Thorsten Heins

Thorsten Heins

RIM unveils prototype for BlackBerry 10

The chief executive of Research In Motion (TSX:RIM) stood before the developers who could play a crucial role in the company’s future on Tuesday and gave them a first-look at the new BlackBerry 10 operating system.

ORLANDO, Fla. — The chief executive of Research In Motion (TSX:RIM) stood before the developers who could play a crucial role in the company’s future on Tuesday and gave them a first-look at the new BlackBerry 10 operating system.

The widely anticipated unveiling at its annual BlackBerry World conference in Orlando centered on some awe-inspiring technological developments sandwiched between pounding club music and a heavy dose of flashing spotlights that could send any raver into a tizzy.

The showcase was intended to get fickle programmers onside as RIM tries to recover from numerous blunders over the past year, including flagging sales, a woefully underdeveloped apps store and criticism that it hasn’t released a new smartphone in ages.

“We’re taking our time to make sure we get this right,” Heins told developers shortly before revealing the BlackBerry 10 prototype.

“I know how much hard work went into this,” he added.

Heins, who marked his 100th day atop the smartphone maker on Tuesday, then pulled a touch-screen device from his pocket installed with the BlackBerry 10 OS in its beta version.

“It’s working, and it’s working well,” Heins reassured the crowd.

“That’s why we took the decision to give it to our developers today because we want them to get going on this.”

While the new operating system is still in its test stages, Heins led the audience through a tour of some of the flashier new features of the system.

Overall, the interface shared a familiarity with the interface of the popular Apple iPhone and Android devices, though there were several new features that made it different.

Some of the highlights included a modified touch-screen keypad that adapts to common words each user types, and then allows them to select the full words with a single swipe of the screen.

But it was the smartphone’s camera that really seemed to excite the audience. It has a feature that captures several frames of time which can be combined to create a single “ideal” picture. For example, if one person was blinking in a group photo, they can be replaced with an image of their face taken moments earlier with their eyes open.

When the company demonstrated fixing one picture of a woman, opening her eyes and tacking a smile on her face, the audience gasped and burst into applause.

Each developer will go home with the new operating system on a prototype device, a move that will allow developers to start building applications for the new platform.

The beta version of the operating system will be shared “key carrier partners as well,” Heins said.

“I’m very, very confident we will be there later this year with an exciting product,” he added.

This year’s BlackBerry World conference began with a different tone than in recent years. Once considered a victory lap for executives, this year is about reaffirming the company’s history and showing developers that RIM can still be an innovator.

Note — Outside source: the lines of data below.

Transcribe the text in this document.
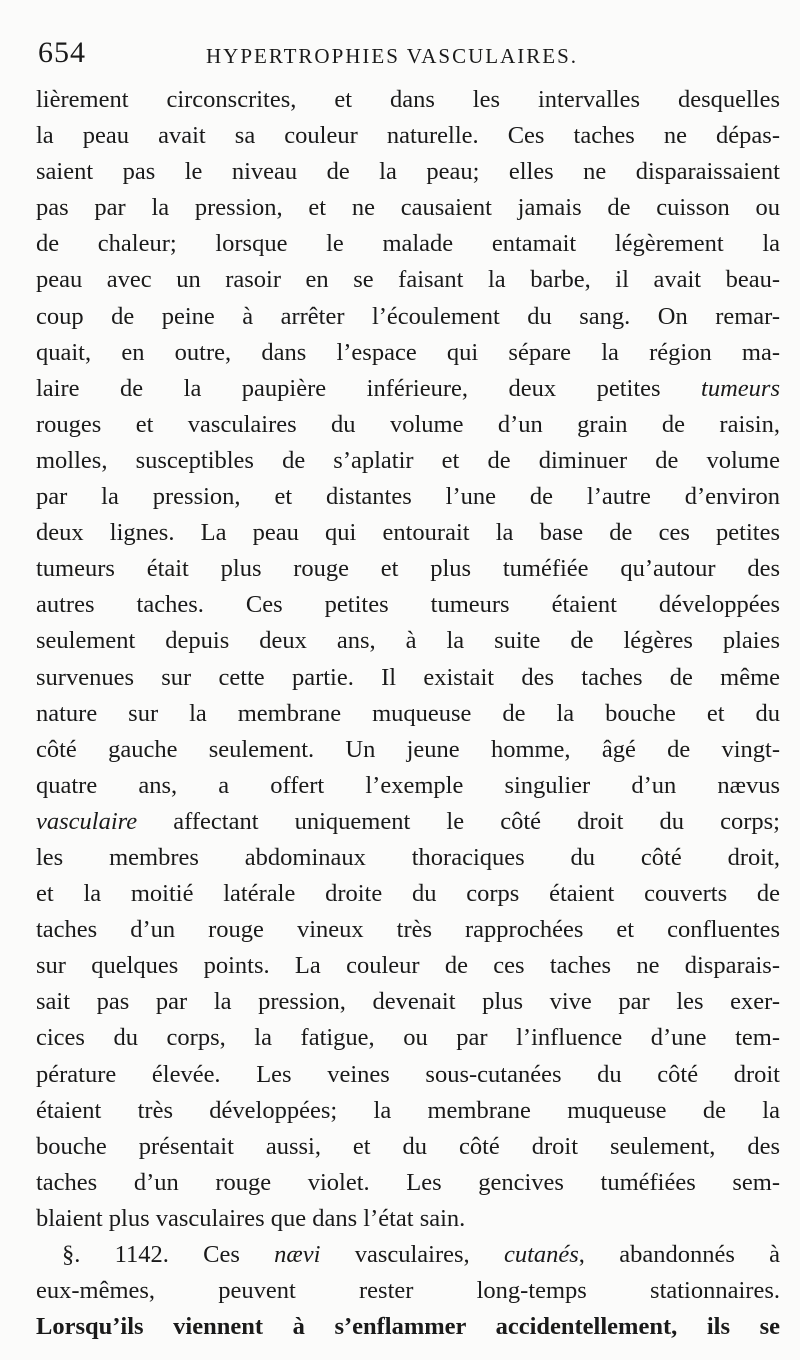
654	HYPERTROPHIES VASCULAIRES.
lièrement circonscrites, et dans les intervalles desquelles
la peau avait sa couleur naturelle. Ces taches ne dépas-
saient pas le niveau de la peau; elles ne disparaissaient
pas par la pression, et ne causaient jamais de cuisson ou
de chaleur; lorsque le malade entamait légèrement la
peau avec un rasoir en se faisant la barbe, il avait beau-
coup de peine à arrêter l’écoulement du sang. On remar-
quait, en outre, dans l’espace qui sépare la région ma-
laire de la paupière inférieure, deux petites tumeurs
rouges et vasculaires du volume d’un grain de raisin,
molles, susceptibles de s’aplatir et de diminuer de volume
par la pression, et distantes l’une de l’autre d’environ
deux lignes. La peau qui entourait la base de ces petites
tumeurs était plus rouge et plus tuméfiée qu’autour des
autres taches. Ces petites tumeurs étaient développées
seulement depuis deux ans, à la suite de légères plaies
survenues sur cette partie. Il existait des taches de même
nature sur la membrane muqueuse de la bouche et du
côté gauche seulement. Un jeune homme, âgé de vingt-
quatre ans, a offert l’exemple singulier d’un nævus
vasculaire affectant uniquement le côté droit du corps;
les membres abdominaux thoraciques du côté droit,
et la moitié latérale droite du corps étaient couverts de
taches d’un rouge vineux très rapprochées et confluentes
sur quelques points. La couleur de ces taches ne disparais-
sait pas par la pression, devenait plus vive par les exer-
cices du corps, la fatigue, ou par l’influence d’une tem-
pérature élevée. Les veines sous-cutanées du côté droit
étaient très développées; la membrane muqueuse de la
bouche présentait aussi, et du côté droit seulement, des
taches d’un rouge violet. Les gencives tuméfiées sem-
blaient plus vasculaires que dans l’état sain.
§. 1142. Ces nævi vasculaires, cutanés, abandonnés à
eux-mêmes, peuvent rester long-temps stationnaires.
Lorsqu’ils viennent à s’enflammer accidentellement, ils se
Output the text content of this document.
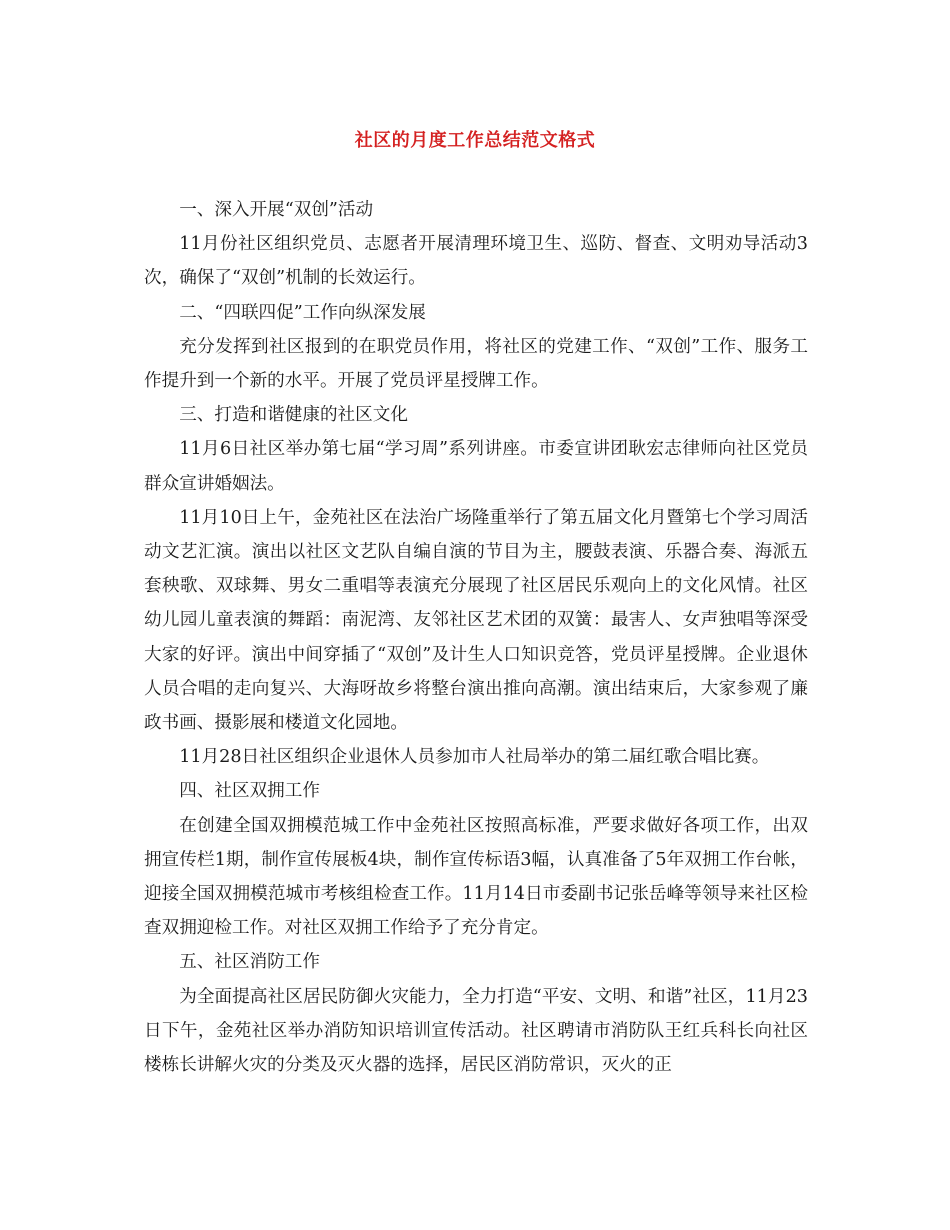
社区的月度工作总结范文格式

一、深入开展“双创”活动

11月份社区组织党员、志愿者开展清理环境卫生、巡防、督查、文明劝导活动3次，确保了“双创”机制的长效运行。

二、“四联四促”工作向纵深发展

充分发挥到社区报到的在职党员作用，将社区的党建工作、“双创”工作、服务工作提升到一个新的水平。开展了党员评星授牌工作。

三、打造和谐健康的社区文化

11月6日社区举办第七届“学习周”系列讲座。市委宣讲团耿宏志律师向社区党员群众宣讲婚姻法。

11月10日上午，金苑社区在法治广场隆重举行了第五届文化月暨第七个学习周活动文艺汇演。演出以社区文艺队自编自演的节目为主，腰鼓表演、乐器合奏、海派五套秧歌、双球舞、男女二重唱等表演充分展现了社区居民乐观向上的文化风情。社区幼儿园儿童表演的舞蹈：南泥湾、友邻社区艺术团的双簧：最害人、女声独唱等深受大家的好评。演出中间穿插了“双创”及计生人口知识竞答，党员评星授牌。企业退休人员合唱的走向复兴、大海呀故乡将整台演出推向高潮。演出结束后，大家参观了廉政书画、摄影展和楼道文化园地。

11月28日社区组织企业退休人员参加市人社局举办的第二届红歌合唱比赛。

四、社区双拥工作

在创建全国双拥模范城工作中金苑社区按照高标准，严要求做好各项工作，出双拥宣传栏1期，制作宣传展板4块，制作宣传标语3幅，认真准备了5年双拥工作台帐，迎接全国双拥模范城市考核组检查工作。11月14日市委副书记张岳峰等领导来社区检查双拥迎检工作。对社区双拥工作给予了充分肯定。

五、社区消防工作

为全面提高社区居民防御火灾能力，全力打造“平安、文明、和谐”社区，11月23日下午，金苑社区举办消防知识培训宣传活动。社区聘请市消防队王红兵科长向社区楼栋长讲解火灾的分类及灭火器的选择，居民区消防常识，灭火的正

The strategy comes amid questions about the future of the Canadian technology firm that has been the centre of takeover rumours in recent months.

While some rumours suggested that RIM would surprise the audience with a slate of new hardware, the company said before the event that it doesn’t plan to showcase the product until its ready, sometime in the latter half of 2012.

Financial analysts are mostly absent from the conference, as RIM opted to cancel the presentations and seminars that specifically catered to them. Instead, RIM said it will have a separate analyst event timed for the release of the BlackBerry 10 models later this year.

Shares in Research In Motion were down 73 cents, or 5.1 per cent, to $13.40 on the Toronto Stock Exchange in afternoon trading.